The accuracy is 0.5.

The sensitivity is 0.5714.

The specificity is 0.3333.

3 Performance

Let’s compare the performances from Bagging and LOOCV with the performances we got from HW1.

3.1 Metrics of Training Data

Training
Algo ACCURACY TPR FPR TNR FNR
LR 0.8077 0.9375 0.4 0.6 0.0625
NB 0.7692 0.9375 0.5 0.5 0.0625
kNN3 1 1 0 1 0
kNN5 0.8846 1 0.3 0.7 0
Bagging 1 1 0 1 0
LOOCV 0.6538 0.6842 0.4286 0.5714 0.3158

3.2 Metrics of Testing Data

Testing
Algo ACCURACY TPR FPR TNR FNR
LR 0.4 0.5 0.75 0.25 0.5
NB 0.5 0.6667 0.75 0.25 0.3333
kNN3 0.6 0.8333 0.75 0.25 0.1667
kNN5 0.7 0.8333 0.5 0.5 0.1667
Bagging 1 1 0 1 0
LOOCV 0.5 0.5714 0.6667 0.3333 0.4286

4 Conclusion

4.1 Best Ability to Learn

The performance data shows that Bagging model and kNN model with k=3 are the best models. Both of them has the best performance in training data, i.e. it has the best ability to learn among all models.

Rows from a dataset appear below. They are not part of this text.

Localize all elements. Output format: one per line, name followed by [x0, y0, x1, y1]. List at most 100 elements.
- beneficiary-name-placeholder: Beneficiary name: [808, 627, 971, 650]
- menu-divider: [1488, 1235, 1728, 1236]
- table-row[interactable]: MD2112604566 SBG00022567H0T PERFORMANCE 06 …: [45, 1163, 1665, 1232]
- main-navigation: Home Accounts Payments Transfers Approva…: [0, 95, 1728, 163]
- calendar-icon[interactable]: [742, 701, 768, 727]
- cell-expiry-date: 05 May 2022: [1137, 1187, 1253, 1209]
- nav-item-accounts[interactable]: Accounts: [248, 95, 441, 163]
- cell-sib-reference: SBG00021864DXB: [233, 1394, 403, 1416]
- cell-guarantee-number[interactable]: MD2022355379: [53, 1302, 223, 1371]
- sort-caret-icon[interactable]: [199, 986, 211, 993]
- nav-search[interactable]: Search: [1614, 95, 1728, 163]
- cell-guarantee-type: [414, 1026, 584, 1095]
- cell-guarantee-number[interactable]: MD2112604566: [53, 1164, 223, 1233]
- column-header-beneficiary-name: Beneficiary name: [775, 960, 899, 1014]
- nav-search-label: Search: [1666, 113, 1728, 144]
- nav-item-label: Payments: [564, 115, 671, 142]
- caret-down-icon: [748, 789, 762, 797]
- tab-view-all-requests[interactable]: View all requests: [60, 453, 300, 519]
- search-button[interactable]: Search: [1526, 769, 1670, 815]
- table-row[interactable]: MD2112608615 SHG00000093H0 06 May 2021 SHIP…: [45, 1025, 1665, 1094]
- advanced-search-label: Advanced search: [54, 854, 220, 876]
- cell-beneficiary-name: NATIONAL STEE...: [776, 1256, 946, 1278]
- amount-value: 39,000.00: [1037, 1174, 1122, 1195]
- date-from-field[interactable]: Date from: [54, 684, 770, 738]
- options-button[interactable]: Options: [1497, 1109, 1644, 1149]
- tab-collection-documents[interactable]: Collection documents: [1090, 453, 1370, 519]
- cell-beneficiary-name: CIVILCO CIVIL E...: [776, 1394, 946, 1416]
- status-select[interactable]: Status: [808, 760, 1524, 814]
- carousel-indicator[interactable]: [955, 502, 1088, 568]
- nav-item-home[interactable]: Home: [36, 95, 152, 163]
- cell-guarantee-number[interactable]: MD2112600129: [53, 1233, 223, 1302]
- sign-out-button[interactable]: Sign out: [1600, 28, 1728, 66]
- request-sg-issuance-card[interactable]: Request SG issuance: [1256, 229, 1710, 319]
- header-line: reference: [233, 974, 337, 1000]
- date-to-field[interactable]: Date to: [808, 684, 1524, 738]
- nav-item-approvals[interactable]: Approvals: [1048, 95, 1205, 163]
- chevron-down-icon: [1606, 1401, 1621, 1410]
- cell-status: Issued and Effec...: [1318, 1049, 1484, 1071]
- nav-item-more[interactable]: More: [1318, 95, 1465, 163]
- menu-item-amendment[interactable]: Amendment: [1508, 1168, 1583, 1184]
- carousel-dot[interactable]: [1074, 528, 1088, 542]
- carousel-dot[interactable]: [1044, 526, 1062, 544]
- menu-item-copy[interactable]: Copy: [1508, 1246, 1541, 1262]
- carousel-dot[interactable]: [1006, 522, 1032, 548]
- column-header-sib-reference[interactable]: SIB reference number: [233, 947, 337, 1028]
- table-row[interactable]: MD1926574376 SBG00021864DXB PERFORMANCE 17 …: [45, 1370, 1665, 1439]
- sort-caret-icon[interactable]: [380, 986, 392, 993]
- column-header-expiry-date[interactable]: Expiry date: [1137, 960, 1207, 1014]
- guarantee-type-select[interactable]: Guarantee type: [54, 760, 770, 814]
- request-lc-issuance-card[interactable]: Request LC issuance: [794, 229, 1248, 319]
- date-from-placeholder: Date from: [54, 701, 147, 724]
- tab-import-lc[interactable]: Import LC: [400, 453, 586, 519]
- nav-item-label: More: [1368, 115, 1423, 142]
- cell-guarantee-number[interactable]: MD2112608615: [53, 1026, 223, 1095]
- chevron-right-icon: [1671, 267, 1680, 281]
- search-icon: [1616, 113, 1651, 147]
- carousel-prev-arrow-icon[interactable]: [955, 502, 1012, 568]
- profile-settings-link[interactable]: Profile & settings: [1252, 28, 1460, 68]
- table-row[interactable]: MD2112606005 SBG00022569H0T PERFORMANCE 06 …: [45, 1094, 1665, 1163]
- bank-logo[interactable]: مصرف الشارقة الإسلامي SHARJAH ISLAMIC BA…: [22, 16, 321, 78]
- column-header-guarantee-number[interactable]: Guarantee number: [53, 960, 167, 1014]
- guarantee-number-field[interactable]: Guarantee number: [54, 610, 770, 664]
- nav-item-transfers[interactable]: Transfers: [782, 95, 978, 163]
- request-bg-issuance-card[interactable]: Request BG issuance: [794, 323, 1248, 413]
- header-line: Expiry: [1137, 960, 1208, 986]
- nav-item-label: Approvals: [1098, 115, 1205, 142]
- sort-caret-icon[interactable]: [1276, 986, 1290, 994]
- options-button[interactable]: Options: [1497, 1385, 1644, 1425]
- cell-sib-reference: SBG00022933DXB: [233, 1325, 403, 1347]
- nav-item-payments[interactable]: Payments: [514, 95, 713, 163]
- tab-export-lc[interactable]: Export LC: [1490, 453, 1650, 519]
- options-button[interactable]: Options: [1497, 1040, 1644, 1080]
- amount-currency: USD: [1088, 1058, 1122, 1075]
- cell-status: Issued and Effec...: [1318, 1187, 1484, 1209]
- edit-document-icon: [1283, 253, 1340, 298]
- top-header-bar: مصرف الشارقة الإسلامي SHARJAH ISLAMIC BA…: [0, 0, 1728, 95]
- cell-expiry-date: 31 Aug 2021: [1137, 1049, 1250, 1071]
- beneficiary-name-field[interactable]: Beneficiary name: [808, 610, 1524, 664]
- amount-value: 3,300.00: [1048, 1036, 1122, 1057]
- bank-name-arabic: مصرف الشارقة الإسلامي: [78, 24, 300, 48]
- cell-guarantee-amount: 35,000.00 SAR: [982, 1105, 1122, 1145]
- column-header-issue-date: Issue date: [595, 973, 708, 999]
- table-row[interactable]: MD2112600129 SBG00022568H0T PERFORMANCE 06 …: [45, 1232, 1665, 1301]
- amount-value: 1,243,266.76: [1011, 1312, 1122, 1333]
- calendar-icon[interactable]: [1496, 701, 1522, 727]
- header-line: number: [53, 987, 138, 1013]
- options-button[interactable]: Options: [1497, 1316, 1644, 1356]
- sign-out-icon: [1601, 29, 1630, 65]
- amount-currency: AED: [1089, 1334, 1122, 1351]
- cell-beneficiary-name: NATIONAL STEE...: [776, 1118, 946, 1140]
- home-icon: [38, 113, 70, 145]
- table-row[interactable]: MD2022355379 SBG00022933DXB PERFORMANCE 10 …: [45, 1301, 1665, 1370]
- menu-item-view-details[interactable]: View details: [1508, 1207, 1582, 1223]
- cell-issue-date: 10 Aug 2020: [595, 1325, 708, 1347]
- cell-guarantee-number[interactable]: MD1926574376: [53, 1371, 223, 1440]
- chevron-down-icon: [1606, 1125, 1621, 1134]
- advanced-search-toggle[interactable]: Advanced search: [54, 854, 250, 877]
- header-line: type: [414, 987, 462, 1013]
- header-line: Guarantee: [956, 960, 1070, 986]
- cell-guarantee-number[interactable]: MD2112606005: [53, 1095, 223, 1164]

4.2 Best Ability to Generalize

The performance data shows that Bagging model is the best model. It has the best performance in testing data, i.e. it has the best ability to generalize among all models. The second and third performances are the kNN models.

4.3 Overall Performance

Bagging has the best performances among both training and testing data, while LOOCV has the worst performance in training data and bad performance in testing data.

The huge difference between the two might be resulted from their base functions. The Bagging function we used from package ipred applies classification and regression trees while the LOOCV function used naive Bayes as base function.